Automatic-number-plate-recognition.

Project Name: Automatic number plate recognition.

NOTE: All the code written by keeping in mind the application which is mention below. Our test video also depends on our application.\

● File descriptions:

○ output_plate_image: In this file, all the plate images will be saved
○ indian_license_plate.xml: This is the ".xml" file which will detect the no. plate of the vehicle. We used this file in our code in line 22.
○ liceneplate.xml: This is another ".xml" file which also can be used to detect the no. plate of the vehicle.
○ no._plate_detection.ipynb: This file contains the main code. You can run this file in a jupyter notebook or in the jupyter lab.
○ no._plate_detection.py: This file is just the ".py" file of the above ".ipynb" file.
○ 7.6.2020.xlsx: This is the excel file created by the code. Each day a new ".xlsx" file will be created.

● Videos:

○ q2.mp4: This is our testing video. We used this video in our code line 15.
○ Demo.mp4: This video is our code demonstration video.
○ Demo2.mp4: This video is our code demonstration video.

● About code:

○ Language: Python
○ Libraries used:
■ OpenCV: for image-processing
■ openpyxl: for creating and editing ".xlsx" file
■ pytesseract: for converting text-image to text(string)
■ datetime: for finding the current date and time
■ Os

● Short explanation of the code:

  1. Imported the required packages
  2. Read the frames of the video
  3. Detected the number plate of the car by using the “indian_license_plate.xml” file.
  4. Make a list named “X” and “Y”. In that list, we will add the x and y coordinates of the detected plate.
  5. When the number of elements reached to 5, we will see whether the (2/3)*(height of full image) is in between the 1st and last elements of the “Y” set or not.
  6. We had chosen (2/3)*(height of the full image) as an entry line(red line in the video). If the vehicle moves from above red line to below red line then it means that the car had entered IN and vice versa.
  7. We then save the image of the number plate in file “output_plate_image”.
  8. After that, we will break the number plate imaged saved, and by using pytesseract we will get the string which is the number on the number plate detected.

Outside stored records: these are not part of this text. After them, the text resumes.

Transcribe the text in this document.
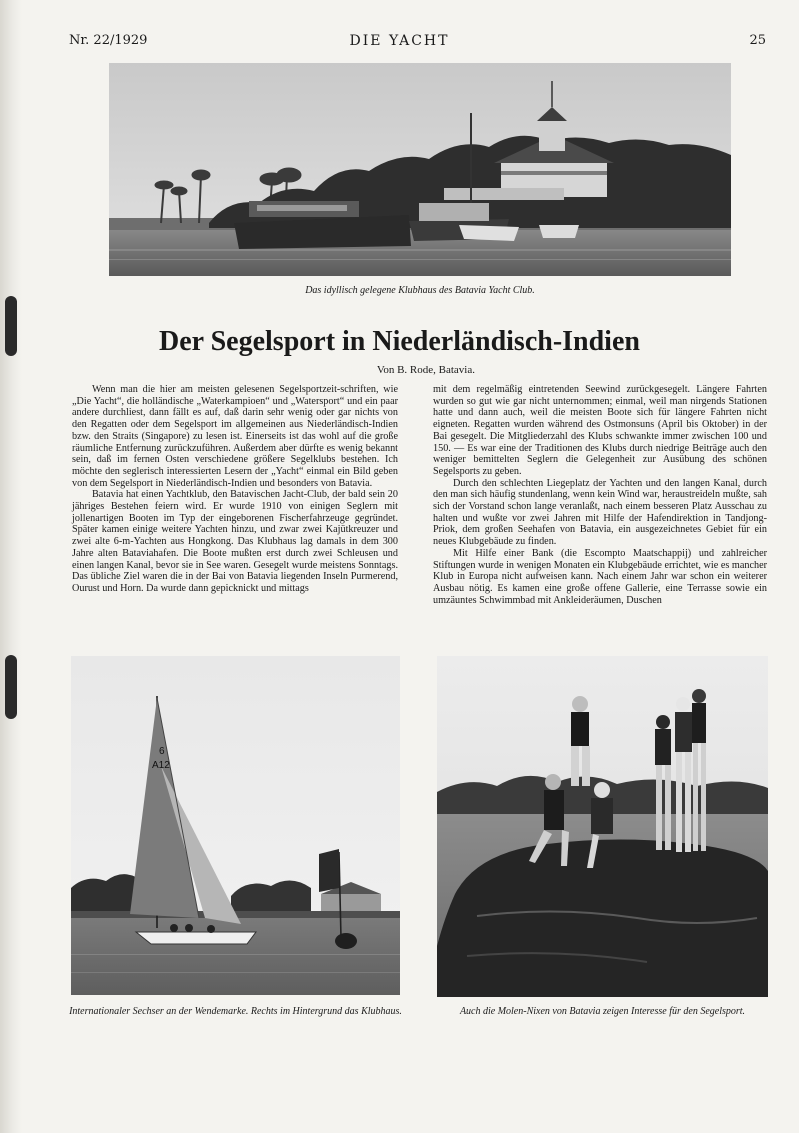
DIE YACHT
Nr. 22/1929	25
Das idyllisch gelegene Klubhaus des Batavia Yacht Club.
Der Segelsport in Niederländisch-Indien
Von B. Rode, Batavia.

Wenn man die hier am meisten gelesenen Segelsportzeit-schriften, wie „Die Yacht“, die holländische „Waterkampioen“ und „Watersport“ und ein paar andere durchliest, dann fällt es auf, daß darin sehr wenig oder gar nichts von den Regatten oder dem Segelsport im allgemeinen aus Niederländisch-Indien bzw. den Straits (Singapore) zu lesen ist. Einerseits ist das wohl auf die große räumliche Entfernung zurückzuführen. Außerdem aber dürfte es wenig bekannt sein, daß im fernen Osten verschiedene größere Segelklubs bestehen. Ich möchte den seglerisch interessierten Lesern der „Yacht“ einmal ein Bild geben von dem Segelsport in Niederländisch-Indien und besonders von Batavia.

Batavia hat einen Yachtklub, den Batavischen Jacht-Club, der bald sein 20 jähriges Bestehen feiern wird. Er wurde 1910 von einigen Seglern mit jollenartigen Booten im Typ der eingeborenen Fischerfahrzeuge gegründet. Später kamen einige weitere Yachten hinzu, und zwar zwei Kajütkreuzer und zwei alte 6-m-Yachten aus Hongkong. Das Klubhaus lag damals in dem 300 Jahre alten Bataviahafen. Die Boote mußten erst durch zwei Schleusen und einen langen Kanal, bevor sie in See waren. Gesegelt wurde meistens Sonntags. Das übliche Ziel waren die in der Bai von Batavia liegenden Inseln Purmerend, Ourust und Horn. Da wurde dann gepicknickt und mittags

mit dem regelmäßig eintretenden Seewind zurückgesegelt. Längere Fahrten wurden so gut wie gar nicht unternommen; einmal, weil man nirgends Stationen hatte und dann auch, weil die meisten Boote sich für längere Fahrten nicht eigneten. Regatten wurden während des Ostmonsuns (April bis Oktober) in der Bai gesegelt. Die Mitgliederzahl des Klubs schwankte immer zwischen 100 und 150. — Es war eine der Traditionen des Klubs durch niedrige Beiträge auch den weniger bemittelten Seglern die Gelegenheit zur Ausübung des schönen Segelsports zu geben.

Durch den schlechten Liegeplatz der Yachten und den langen Kanal, durch den man sich häufig stundenlang, wenn kein Wind war, heraustreideln mußte, sah sich der Vorstand schon lange veranlaßt, nach einem besseren Platz Ausschau zu halten und wußte vor zwei Jahren mit Hilfe der Hafendirektion in Tandjong-Priok, dem großen Seehafen von Batavia, ein ausgezeichnetes Gebiet für ein neues Klubgebäude zu finden.

Mit Hilfe einer Bank (die Escompto Maatschappij) und zahlreicher Stiftungen wurde in wenigen Monaten ein Klubgebäude errichtet, wie es mancher Klub in Europa nicht aufweisen kann. Nach einem Jahr war schon ein weiterer Ausbau nötig. Es kamen eine große offene Gallerie, eine Terrasse sowie ein umzäuntes Schwimmbad mit Ankleideräumen, Duschen

6
A12
Internationaler Sechser an der Wendemarke. Rechts im Hintergrund das Klubhaus.	Auch die Molen-Nixen von Batavia zeigen Interesse für den Segelsport.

NOTE: The process of saving the image and then identifying the text in the image and then adding it in .xlsx file takes time. Therefore you will see that video will stop when the vehicle reaches the read line but after a few seconds, the video will continue. Another thing is that the pytesseract does not convert the image into text fully correctly. There will be some error in image to text. We had tried using mnist dataset but the results were almost the same as that of pytesseract. Therefore we used pytesseract.

● APPLICATION:

○ To detected and note down the number plate of the vehicle entering the house, official building, shopping mall, college, etc.

NOTE: According to our application and code, we have to use the video in which the camera angle should be in a way that the number plate of the vehicle should be visible clearly. It will be great if we put the camera angle as set in the video “q2.mp4”.